Hold On to Your Kids
Cheryl Peachey Stoner
Hesston KS USA
From: NEW BEGINNINGS, Vol. 22 No. 5, September-October 2005, p. 206-207
Dr. Gordon Neufeld, PhD, spoke on Tuesday morning at the LLLI Conference. During his session, "Hold On to Your Kids," he encouraged parents to maintain attachment with children throughout childhood and adolescence, keeping them close until they are able to be adults on their own.
He began the session by defining characteristics that Western societies value in children, including listening, following cues, trusting, respecting, being comfortable, and being honest. What is valued in children and what is fostered in children, however, are often two different things.
Some parents assume that parenting is a natural skill. Some parents complain that children don't come with a manual. These parents, suggested Neufeld, are experiencing a lack of attachment, which he defined as, "That drive or relationship characterized by the pursuit and preservation of proximity." In his work and his family, he has found that attachment empowers parents because it facilitates dependence, which enables parents to take charge and act with authority. Attachment renders children endearing and tolerable. It creates a compass point that orients parents and provides a place to start from and return to. Healthy attachment evokes children's desire to be good so that parents can act with natural power and authority.
When parents feel that they are lacking in power, they tend to react in one of three ways: seeking know-how, giving up, or resorting to force. These feelings can be avoided by developing a "right relationship." How does a "right" relationship develop? In the first year of a child's life, it has to do with the senses.

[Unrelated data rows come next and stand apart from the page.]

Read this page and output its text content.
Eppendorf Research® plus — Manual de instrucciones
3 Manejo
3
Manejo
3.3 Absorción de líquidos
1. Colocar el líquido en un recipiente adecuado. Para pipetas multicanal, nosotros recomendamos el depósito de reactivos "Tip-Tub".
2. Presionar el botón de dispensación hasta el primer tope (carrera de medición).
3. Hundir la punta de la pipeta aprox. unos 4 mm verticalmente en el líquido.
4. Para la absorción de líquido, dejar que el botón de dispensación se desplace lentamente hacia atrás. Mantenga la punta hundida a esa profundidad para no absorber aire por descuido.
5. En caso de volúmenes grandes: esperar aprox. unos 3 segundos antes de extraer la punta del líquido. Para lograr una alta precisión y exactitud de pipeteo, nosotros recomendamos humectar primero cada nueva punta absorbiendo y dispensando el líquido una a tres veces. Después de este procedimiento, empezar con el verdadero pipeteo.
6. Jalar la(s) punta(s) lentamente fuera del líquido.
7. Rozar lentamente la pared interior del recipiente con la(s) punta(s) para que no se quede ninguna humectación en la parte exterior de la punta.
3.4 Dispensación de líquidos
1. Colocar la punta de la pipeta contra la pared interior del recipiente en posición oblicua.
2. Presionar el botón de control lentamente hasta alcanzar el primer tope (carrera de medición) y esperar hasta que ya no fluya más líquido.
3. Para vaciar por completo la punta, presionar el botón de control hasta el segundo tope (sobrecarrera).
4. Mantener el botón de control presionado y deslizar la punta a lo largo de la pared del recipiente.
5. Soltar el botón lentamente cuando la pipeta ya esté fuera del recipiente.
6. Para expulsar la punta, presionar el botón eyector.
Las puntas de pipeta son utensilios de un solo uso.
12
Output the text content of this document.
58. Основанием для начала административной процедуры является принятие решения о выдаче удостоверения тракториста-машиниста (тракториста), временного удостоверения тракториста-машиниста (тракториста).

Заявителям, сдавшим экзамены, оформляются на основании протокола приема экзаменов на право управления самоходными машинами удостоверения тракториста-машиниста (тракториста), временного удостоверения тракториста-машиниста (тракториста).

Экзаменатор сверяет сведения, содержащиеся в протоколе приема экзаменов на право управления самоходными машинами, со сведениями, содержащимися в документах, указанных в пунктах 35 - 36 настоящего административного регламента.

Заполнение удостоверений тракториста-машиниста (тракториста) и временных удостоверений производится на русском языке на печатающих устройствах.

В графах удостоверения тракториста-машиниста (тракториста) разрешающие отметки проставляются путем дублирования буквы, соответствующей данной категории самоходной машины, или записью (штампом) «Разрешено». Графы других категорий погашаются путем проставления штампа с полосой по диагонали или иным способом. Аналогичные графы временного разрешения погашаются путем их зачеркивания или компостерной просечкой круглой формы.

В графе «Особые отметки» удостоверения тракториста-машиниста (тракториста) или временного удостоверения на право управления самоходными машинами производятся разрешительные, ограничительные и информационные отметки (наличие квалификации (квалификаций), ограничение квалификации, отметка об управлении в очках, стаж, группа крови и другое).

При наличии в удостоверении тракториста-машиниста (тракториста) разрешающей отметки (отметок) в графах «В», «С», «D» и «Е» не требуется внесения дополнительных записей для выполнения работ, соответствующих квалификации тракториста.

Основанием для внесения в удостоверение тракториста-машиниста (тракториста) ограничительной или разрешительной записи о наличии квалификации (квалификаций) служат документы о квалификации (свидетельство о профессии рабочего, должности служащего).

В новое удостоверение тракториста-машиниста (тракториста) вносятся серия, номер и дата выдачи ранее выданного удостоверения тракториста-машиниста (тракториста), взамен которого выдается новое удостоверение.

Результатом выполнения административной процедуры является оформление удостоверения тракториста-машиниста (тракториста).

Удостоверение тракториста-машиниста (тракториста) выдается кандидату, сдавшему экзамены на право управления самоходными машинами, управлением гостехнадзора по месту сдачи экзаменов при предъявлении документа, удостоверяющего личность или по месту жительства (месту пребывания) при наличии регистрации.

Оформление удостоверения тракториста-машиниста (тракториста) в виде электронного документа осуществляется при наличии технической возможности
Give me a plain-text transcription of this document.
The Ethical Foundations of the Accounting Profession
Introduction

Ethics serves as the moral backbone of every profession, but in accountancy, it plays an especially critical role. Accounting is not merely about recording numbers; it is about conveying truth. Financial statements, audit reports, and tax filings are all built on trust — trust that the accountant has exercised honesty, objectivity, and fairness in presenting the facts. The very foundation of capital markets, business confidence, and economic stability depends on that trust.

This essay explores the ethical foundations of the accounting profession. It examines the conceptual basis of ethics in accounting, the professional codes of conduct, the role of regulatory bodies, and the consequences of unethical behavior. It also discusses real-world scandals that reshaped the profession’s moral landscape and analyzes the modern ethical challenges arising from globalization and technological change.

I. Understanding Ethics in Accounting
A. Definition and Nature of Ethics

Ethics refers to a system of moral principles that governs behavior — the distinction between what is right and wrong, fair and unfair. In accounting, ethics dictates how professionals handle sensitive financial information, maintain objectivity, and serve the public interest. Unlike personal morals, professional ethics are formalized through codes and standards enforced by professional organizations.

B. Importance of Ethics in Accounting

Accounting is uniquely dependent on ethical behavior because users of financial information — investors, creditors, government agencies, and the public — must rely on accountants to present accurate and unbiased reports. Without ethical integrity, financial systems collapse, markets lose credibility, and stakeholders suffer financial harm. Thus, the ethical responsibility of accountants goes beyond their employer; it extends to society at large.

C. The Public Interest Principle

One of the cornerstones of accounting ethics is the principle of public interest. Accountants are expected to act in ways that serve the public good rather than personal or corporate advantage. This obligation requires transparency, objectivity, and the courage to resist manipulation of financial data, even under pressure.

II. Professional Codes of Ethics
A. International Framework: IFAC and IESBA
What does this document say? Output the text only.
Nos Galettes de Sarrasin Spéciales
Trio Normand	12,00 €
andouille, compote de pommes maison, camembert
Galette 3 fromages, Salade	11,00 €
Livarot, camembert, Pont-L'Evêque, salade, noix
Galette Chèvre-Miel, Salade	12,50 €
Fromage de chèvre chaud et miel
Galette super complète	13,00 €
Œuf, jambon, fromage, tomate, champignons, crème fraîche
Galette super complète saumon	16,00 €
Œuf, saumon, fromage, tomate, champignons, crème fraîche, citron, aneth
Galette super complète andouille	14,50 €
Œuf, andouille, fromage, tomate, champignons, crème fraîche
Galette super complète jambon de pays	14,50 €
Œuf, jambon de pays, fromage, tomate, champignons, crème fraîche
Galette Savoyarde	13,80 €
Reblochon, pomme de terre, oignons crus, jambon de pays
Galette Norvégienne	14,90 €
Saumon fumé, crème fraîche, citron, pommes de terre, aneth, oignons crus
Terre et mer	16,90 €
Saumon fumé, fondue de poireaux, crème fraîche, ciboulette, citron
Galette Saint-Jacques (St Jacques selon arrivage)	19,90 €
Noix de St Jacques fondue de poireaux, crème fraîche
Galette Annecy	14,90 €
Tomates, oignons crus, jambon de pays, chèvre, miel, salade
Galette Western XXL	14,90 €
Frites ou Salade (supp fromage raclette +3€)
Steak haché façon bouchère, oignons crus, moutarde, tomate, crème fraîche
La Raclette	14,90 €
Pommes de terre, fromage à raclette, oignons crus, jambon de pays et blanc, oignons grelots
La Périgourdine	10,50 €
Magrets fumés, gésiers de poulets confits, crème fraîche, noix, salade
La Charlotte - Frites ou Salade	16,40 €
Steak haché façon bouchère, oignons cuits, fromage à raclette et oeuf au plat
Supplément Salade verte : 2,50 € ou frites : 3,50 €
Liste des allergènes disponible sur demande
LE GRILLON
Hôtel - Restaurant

Parents and children need to be close to feel, smell, taste, hear, and touch each other. In the second year, this grows along with a desire for sameness. Dr. Neufeld shared a story about his grandson. When he was two years old, someone asked him what he wanted to be when he grew up. His favorite person at the time was his uncle, so naturally he replied, "I'm going to be an uncle!"
During the third year, a child works toward belonging and loyalty. The child talks very passionately about "my mommy!" In year four, he seeks significance and importance and shows the vulnerability that comes with these characteristics. In the fifth year, the child spends a great deal of time thinking and talking about who and what she loves, and who loves her. And finally, the sixth year is all about being known -- psychological intimacy. "The person who knows me best, loves me best."
Some families help their children move through the above stages naturally without conscious knowledge of them. Other families find the stages challenging. These parents are, as Neufeld stated, "losing the context to parent." Several things play into the loss of a parenting context. First, there is a lack of cultural support. The rituals that hold families together, such as eating meals together, are being lost. Another factor in the loss of parenting context is discipline methods that are backfiring. Children often react with "defensive detachment," trying to hurt parents by distancing themselves emotionally. This becomes a cycle of detachment. Neufeld encouraged parents to "use discipline that doesn't divide."
Neufeld ended his session with two important keys to raising children: right relationships and soft hearts. He encouraged parents to do what they desire to maintain close relationships with the children and teenagers who were once babes held in their arms.